Binomio da cui ci si poteva attendere buone cose quello vede l’incontro tra dramma scandinavo, per Happy End (2011) ci posizioniamo in Svezia, e la casa di produzione Zentropa che, e lo si può notare anche senza una visione capillare della sua prole, ha un occhio di riguardo verso le relazioni umane, o forse è il contrario: è il cinema di questa fredda porzione geografica che vuole sondare il ring solitario delle persone. Dove sta la verità non si sa, di certo la fatica di Björn Runge risponde all’identikit che ci si aspettava perché mostra quelle celle frigorifere in cui un’umanità variegata si trova a vivere; l’anestesia dei sentimenti è farcita con solitudine, amarezza e disincanto, introiezioni che vengono filtrate dal setaccio del sarcasmo, quel velo (qui molto sottile ad essere sinceri) di tragica ironia che viene utilizzato spesso in queste pellicole nordiche.
La coralità iniziale è apparentemente disarmonica visto che la storia tripartita viaggia su binari individuali, poi il regista compatta con piglio accettabile i vari rigagnoli giungendo a conclusioni dal gusto forte, o almeno abbastanza: una mamma che paga una ragazza per stare col proprio figlio infelice, e di conseguenza tale ragazza che scende a compromessi bassissimi pur di racimolare qualche soldo, sono soltanto due pennellate di un quadro che sotto la patina borghese cela croste di muffa grandi così. Ma credo che, anche solo leggendo codeste righe, il tono da appendice, ovvero la ripresa di situazioni trite e ritrite, sia il piccolo cancro che ammorba il film; non solo: dato che ormai viviamo in un mondo dove tutto è già stato raccontato, l’umile pretesa è quella di venire spiazzati, sorpresi, o per lo meno invogliati a proseguire, ciò non accade, e, al contrario, più si procede più le fondamenta tremano: c’è poco feeling con i personaggi (il fidanzato indebitato è una macchietta insopportabile), e di riflesso manca lucentezza alla vicenda.
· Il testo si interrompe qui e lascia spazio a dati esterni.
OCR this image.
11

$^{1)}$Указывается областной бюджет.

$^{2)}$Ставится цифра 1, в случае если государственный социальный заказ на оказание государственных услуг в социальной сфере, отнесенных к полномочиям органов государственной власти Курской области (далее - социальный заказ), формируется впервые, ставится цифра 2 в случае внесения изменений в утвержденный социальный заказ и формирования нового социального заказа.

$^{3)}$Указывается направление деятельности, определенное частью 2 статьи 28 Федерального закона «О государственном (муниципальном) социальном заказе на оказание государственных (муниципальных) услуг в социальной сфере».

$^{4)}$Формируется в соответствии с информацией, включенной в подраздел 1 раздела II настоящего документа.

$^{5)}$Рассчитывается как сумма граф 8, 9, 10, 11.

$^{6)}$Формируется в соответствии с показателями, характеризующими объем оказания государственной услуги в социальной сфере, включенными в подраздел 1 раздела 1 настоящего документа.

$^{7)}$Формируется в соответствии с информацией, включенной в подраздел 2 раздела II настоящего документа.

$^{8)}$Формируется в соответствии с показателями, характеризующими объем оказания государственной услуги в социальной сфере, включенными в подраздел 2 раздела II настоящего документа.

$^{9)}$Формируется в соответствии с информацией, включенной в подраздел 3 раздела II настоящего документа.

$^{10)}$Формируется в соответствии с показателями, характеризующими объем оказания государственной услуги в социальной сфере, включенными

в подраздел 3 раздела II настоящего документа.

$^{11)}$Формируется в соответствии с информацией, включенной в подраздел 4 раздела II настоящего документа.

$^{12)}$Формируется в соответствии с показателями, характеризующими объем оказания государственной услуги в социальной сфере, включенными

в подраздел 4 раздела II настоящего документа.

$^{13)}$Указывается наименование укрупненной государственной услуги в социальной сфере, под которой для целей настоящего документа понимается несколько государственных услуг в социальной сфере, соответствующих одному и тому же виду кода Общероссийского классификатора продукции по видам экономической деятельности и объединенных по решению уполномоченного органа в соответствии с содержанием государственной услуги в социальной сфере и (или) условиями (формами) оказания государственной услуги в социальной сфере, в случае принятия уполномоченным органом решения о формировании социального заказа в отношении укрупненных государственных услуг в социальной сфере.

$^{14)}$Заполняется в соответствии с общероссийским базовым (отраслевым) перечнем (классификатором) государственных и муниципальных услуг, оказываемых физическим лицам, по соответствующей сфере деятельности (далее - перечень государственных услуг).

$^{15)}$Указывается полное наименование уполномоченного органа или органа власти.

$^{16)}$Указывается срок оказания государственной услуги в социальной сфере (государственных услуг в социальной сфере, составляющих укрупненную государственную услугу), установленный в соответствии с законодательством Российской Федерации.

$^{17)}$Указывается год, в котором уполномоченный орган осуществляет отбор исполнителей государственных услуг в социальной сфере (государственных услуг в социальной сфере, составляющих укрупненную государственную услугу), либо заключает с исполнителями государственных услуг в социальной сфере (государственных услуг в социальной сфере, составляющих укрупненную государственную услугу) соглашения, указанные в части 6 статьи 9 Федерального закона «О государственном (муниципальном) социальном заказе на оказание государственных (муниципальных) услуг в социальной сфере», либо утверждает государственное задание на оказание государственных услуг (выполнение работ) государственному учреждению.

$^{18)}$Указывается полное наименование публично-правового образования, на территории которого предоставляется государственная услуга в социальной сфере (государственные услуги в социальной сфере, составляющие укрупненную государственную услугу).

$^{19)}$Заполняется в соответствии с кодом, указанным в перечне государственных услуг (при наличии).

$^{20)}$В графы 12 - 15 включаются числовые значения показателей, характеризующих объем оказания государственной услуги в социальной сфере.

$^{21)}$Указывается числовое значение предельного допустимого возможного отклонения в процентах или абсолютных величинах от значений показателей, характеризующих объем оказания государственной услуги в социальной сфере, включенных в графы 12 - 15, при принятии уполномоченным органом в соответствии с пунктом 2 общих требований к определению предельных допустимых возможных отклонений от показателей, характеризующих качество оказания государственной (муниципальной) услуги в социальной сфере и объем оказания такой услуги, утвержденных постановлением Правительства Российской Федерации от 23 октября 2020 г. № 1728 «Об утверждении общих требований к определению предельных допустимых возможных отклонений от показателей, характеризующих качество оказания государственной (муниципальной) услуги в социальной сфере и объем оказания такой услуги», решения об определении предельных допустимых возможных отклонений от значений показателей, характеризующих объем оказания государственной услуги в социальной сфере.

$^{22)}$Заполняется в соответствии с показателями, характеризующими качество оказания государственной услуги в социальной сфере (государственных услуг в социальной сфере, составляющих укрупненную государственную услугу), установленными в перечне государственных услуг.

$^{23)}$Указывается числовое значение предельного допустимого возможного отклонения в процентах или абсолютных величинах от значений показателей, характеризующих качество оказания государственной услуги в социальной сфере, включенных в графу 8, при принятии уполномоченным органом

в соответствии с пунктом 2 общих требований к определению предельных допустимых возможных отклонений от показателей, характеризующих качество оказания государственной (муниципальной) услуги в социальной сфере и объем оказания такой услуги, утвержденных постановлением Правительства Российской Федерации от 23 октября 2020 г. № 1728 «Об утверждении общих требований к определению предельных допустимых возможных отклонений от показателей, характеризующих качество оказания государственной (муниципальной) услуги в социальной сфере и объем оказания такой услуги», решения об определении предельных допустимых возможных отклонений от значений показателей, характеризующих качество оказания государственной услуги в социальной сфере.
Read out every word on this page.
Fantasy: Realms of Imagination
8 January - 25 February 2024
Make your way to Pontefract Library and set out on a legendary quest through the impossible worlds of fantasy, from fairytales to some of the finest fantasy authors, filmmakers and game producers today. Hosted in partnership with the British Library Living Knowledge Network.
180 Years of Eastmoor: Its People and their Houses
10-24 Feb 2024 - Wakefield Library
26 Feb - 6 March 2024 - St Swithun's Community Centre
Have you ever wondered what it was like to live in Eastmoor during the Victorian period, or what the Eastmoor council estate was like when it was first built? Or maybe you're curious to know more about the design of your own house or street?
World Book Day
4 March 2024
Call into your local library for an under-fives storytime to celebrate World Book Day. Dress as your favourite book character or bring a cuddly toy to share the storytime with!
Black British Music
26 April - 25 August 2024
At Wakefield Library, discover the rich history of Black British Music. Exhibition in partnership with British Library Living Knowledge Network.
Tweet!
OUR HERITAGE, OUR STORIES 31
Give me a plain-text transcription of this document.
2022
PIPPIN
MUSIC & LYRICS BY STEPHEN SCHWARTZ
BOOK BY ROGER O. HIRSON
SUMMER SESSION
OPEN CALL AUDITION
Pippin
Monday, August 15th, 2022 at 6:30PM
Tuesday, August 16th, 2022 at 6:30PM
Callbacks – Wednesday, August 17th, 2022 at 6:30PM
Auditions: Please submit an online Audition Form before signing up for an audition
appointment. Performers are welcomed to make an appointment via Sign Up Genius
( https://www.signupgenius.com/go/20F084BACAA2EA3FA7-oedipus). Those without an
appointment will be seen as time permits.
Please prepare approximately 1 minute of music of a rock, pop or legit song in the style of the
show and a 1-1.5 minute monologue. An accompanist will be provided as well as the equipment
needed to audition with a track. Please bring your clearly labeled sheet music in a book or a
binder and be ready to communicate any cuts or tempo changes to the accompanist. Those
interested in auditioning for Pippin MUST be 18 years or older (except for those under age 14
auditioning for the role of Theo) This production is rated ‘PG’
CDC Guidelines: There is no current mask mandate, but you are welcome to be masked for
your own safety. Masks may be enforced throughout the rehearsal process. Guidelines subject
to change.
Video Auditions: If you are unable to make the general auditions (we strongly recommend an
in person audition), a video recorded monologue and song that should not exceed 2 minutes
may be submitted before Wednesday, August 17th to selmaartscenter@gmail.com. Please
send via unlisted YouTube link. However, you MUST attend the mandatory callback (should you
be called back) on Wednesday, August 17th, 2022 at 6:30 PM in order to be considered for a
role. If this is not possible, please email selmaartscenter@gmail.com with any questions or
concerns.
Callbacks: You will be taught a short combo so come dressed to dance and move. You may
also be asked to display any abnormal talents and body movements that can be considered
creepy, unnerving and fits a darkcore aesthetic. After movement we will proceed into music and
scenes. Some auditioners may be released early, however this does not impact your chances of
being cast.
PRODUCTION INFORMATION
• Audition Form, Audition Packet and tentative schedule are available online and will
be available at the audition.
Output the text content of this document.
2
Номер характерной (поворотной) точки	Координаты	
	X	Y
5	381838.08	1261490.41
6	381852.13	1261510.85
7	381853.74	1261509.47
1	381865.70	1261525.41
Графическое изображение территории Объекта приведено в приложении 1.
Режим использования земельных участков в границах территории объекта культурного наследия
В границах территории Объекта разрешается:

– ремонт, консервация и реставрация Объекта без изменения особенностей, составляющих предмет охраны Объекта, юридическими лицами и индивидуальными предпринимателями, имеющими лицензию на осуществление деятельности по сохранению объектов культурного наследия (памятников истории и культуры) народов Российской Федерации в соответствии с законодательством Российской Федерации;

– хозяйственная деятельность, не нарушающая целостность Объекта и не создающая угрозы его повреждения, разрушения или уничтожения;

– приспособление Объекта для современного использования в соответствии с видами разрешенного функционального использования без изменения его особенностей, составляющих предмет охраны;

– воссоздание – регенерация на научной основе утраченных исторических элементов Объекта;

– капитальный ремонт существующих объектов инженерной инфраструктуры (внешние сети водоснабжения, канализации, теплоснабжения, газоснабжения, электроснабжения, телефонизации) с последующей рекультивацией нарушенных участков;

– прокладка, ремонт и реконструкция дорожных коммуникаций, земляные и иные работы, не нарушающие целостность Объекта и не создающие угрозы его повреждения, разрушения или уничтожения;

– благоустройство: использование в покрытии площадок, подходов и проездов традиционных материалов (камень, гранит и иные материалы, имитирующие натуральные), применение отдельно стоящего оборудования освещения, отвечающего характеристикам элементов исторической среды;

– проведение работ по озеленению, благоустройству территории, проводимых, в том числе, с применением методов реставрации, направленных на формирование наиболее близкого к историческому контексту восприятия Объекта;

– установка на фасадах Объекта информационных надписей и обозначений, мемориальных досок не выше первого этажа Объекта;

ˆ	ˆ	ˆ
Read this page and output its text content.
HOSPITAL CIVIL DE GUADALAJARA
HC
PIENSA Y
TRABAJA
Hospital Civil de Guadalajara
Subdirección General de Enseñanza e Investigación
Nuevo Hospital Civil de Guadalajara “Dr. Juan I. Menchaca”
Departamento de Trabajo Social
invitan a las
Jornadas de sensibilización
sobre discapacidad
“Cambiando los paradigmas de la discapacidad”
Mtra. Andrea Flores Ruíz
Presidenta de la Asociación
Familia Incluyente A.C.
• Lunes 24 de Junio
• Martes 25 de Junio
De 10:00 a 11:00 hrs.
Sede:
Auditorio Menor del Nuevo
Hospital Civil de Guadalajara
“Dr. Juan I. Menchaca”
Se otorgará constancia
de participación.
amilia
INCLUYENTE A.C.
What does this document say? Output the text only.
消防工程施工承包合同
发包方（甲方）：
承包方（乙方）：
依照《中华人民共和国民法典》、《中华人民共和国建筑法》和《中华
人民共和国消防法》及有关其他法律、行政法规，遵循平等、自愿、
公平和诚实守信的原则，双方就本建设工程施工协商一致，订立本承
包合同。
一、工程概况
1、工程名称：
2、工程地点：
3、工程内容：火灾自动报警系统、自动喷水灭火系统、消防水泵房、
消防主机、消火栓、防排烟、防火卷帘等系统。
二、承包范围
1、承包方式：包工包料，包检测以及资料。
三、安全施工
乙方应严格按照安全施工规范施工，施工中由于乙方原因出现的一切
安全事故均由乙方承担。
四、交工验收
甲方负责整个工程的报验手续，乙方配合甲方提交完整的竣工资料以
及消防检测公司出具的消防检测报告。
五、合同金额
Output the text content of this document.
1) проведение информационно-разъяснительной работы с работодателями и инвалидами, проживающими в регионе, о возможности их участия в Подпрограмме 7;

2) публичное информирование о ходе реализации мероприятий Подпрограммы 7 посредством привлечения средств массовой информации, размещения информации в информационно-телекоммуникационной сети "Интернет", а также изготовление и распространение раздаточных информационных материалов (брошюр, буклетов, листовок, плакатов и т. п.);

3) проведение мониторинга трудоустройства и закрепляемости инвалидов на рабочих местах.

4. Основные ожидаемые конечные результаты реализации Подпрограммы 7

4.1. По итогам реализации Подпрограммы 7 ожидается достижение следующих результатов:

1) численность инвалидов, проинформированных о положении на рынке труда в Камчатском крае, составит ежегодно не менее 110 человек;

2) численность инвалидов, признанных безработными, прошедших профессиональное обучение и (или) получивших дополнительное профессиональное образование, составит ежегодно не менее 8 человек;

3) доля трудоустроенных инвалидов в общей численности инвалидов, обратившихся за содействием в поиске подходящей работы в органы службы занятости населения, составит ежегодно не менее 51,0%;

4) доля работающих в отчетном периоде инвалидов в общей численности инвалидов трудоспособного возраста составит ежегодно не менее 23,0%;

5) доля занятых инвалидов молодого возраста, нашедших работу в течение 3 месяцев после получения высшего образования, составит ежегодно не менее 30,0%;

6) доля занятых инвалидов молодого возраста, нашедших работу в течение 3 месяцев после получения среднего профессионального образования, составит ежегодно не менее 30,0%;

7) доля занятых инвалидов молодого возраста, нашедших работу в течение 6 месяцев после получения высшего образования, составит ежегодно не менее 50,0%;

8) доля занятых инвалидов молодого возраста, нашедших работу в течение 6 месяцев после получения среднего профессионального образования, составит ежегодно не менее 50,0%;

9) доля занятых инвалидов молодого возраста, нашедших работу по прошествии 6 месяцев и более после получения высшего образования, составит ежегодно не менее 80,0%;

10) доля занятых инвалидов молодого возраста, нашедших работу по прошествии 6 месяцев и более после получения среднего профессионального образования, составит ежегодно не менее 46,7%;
Runge piazza qualche preziosismo degno di interesse, l’occhio ludico che si diverte a riprendere i visi degli attori negli specchietti dell’automobile ha un suo perché, come il pestaggio nascosto dal tronco di un albero. Il tutto è poi cucito da una messa in serie che ha reminescenze vontrieriane (la trilogia del cuore d’oro) in cui vengono letteralmente eliminati dei fotogrammi dalla pellicola. Accorgimenti gradevoli che non compensano un’opera vuota in partenza e svuotata dalla derivazione susseguente, il classico esempio di cinema che vorrebbe far male e alla fine risulta innocuo.